Making an album has become an expensive business card. It serves no other purpose. For someone to work with music, they need to believe they can make money from this work.

When AI makes production trivially easy, why would anyone pay for music? Why invest years developing craft if algorithms can generate equivalent results instantly? The economic logic does not depend on whether AI-generated music sounds good. It depends on whether the appearance of effortless production destroys willingness to value human creative labour.

His position as tool designer within this system adds a poignant dimension. He helps create systems accelerating these dynamics while personally resisting their logic — understanding systemic problems while participating in systems producing them.

Acceptable AI and the generational shift

Despite his resistance, Tolga acknowledges reality. There is demand for AI creative tools that cannot be avoided. He knows he will use AI professionally. But the boundary remains:

The decision-making mechanism needs to stay with me.

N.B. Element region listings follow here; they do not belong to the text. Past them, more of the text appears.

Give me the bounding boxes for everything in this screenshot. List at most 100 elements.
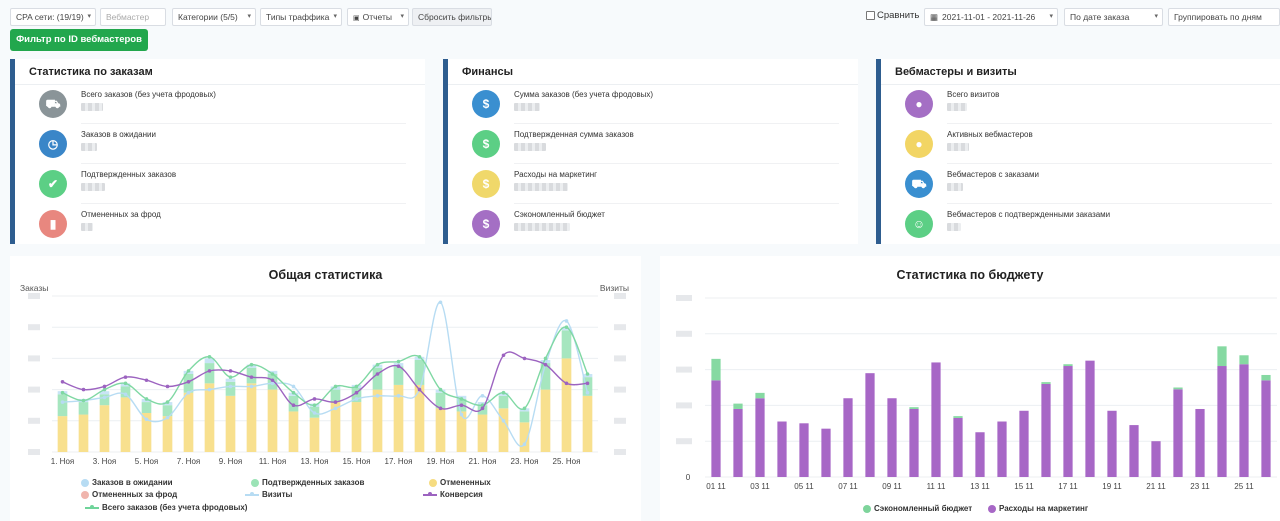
legend-dot-icon [251,479,259,487]
bar-segment [540,389,551,452]
series-point [333,400,338,404]
budget-bar-marketing [821,428,831,477]
bar-segment [225,395,236,452]
series-point [438,300,443,305]
series-point [60,380,65,384]
user-icon: ● [905,90,933,118]
reports-dropdown[interactable]: ▣ Отчеты ▾ [347,8,409,26]
bar-segment [414,384,425,452]
series-point [186,390,191,395]
group-by-label: Группировать по дням [1174,12,1262,22]
bar-segment [120,386,131,398]
bar-segment [78,402,89,415]
x-tick-label: 19 11 [1102,482,1122,491]
bar-segment [78,414,89,452]
legend-item[interactable]: Расходы на маркетинг [988,504,1088,513]
reports-label: Отчеты [362,12,393,22]
general-stats-panel: Общая статистика Заказы Визиты 1. Ноя 3. … [10,256,641,521]
bar-segment [477,414,488,452]
budget-bar-marketing [1173,389,1183,477]
stat-card: Вебмастеры и визиты ● Всего визитов ● Активн… [876,59,1280,244]
series-point [522,442,527,446]
budget-stats-panel: Статистика по бюджету 0 01 11 03 11 05 11 07… [660,256,1280,521]
chevron-down-icon: ▾ [247,13,251,20]
date-range-picker[interactable]: ▦ 2021-11-01 - 2021-11-26 ▾ [924,8,1058,26]
series-point [564,325,569,329]
reset-filters-button[interactable]: Сбросить фильтры [412,8,492,26]
bar-segment [120,397,131,452]
series-point [312,403,317,407]
legend-item[interactable]: Отмененных за фрод [81,490,177,499]
series-point [564,319,569,323]
x-tick-label: 23. Ноя [511,457,539,466]
clock-icon: ◷ [39,130,67,158]
card-divider [448,84,858,85]
budget-bar-marketing [909,408,919,477]
x-tick-label: 21. Ноя [469,457,497,466]
compare-checkbox[interactable] [866,11,875,20]
budget-bar-saved [755,392,765,399]
series-line [62,301,589,447]
traffic-types-label: Типы траффика [266,12,330,22]
legend-item[interactable]: Сэкономленный бюджет [863,504,972,513]
legend-label: Заказов в ожидании [92,478,173,487]
cpa-networks-select[interactable]: CPA сети: (19/19) ▾ [10,8,96,26]
budget-bar-saved [1261,374,1271,381]
bar-segment [141,402,152,413]
budget-bar-marketing [733,408,743,477]
x-tick-label: 25. Ноя [553,457,581,466]
traffic-types-select[interactable]: Типы траффика ▾ [260,8,342,26]
series-point [396,394,401,398]
stat-card: Статистика по заказам ⛟ Всего заказов (без… [10,59,425,244]
filter-by-webmaster-id-button[interactable]: Фильтр по ID вебмастеров [10,29,148,51]
bar-segment [57,394,68,417]
compare-label: Сравнить [877,10,920,21]
series-point [375,372,380,376]
stat-value-blurred [81,223,93,231]
bar-segment [204,363,215,384]
series-point [81,398,86,403]
bar-segment [288,411,299,452]
stat-value-blurred [81,103,103,111]
group-by-select[interactable]: Группировать по дням [1168,8,1280,26]
chevron-down-icon: ▾ [1049,13,1053,20]
x-tick-label: 19. Ноя [427,457,455,466]
check-icon: ✔ [39,170,67,198]
series-point [438,387,443,392]
legend-item[interactable]: Отмененных [429,478,491,487]
y-axis-tick-blurred [676,295,692,301]
legend-item[interactable]: Подтвержденных заказов [251,478,364,487]
stat-label: Сумма заказов (без учета фродовых) [514,90,654,99]
left-axis-tick-blurred [28,417,40,424]
bar-segment [540,359,551,364]
x-tick-label: 07 11 [838,482,858,491]
date-mode-select[interactable]: По дате заказа ▾ [1064,8,1163,26]
stat-value-blurred [947,183,963,191]
trash-icon: ▮ [39,210,67,238]
legend-label: Всего заказов (без учета фродовых) [102,503,248,512]
x-tick-label: 17. Ноя [385,457,413,466]
legend-item[interactable]: Визиты [245,490,293,499]
legend-dot-icon [81,479,89,487]
categories-select[interactable]: Категории (5/5) ▾ [172,8,256,26]
legend-item[interactable]: Всего заказов (без учета фродовых) [85,503,248,512]
y-tick-label: 0 [686,473,691,482]
series-point [501,353,506,358]
legend-item[interactable]: Заказов в ожидании [81,478,173,487]
legend-item[interactable]: Конверсия [423,490,483,499]
x-tick-label: 03 11 [750,482,770,491]
stat-card-title: Статистика по заказам [29,66,153,78]
bar-segment [309,417,320,452]
left-axis-label: Заказы [20,283,49,293]
series-point [249,375,254,379]
left-axis-tick-blurred [28,355,40,362]
budget-bar-marketing [1019,410,1029,477]
webmaster-input[interactable]: Вебмастер [100,8,166,26]
bar-segment [99,405,110,452]
bar-segment [225,378,236,382]
series-point [228,375,233,379]
legend-label: Визиты [262,490,293,499]
stat-card-title: Финансы [462,66,514,78]
bar-segment [456,411,467,452]
series-point [459,403,464,407]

His vision for acceptable AI applications is precise: virtual musicians that accompany human creativity rather than replace it. You are still there in the work. You are the soloist, and these accompany you. This preserves human creative agency while accepting AI as sophisticated instrument rather than creative partner. He still thinks about writing music with paper and pencil — maintaining connection to pre-digital creative practices as a personal anchor.

He acknowledges the generational shift with clarity rather than bitterness.

My generation won't think this way. The current generation will accept pressing that enter button as ownership.

Different approaches to creative development will produce different types of artists, ultimately different cultures of creativity. He is not claiming his way is the only valid way. He is articulating what his creative practice requires — and what gets lost when those requirements are not met.

What gets lost is the mahrem alan: the sacred space where vulnerability and self-revelation occur without external interference, where the struggle itself becomes the foundation of authentic expression. Not a nostalgic attachment to difficulty, but a recognition that some things can only be built from the inside.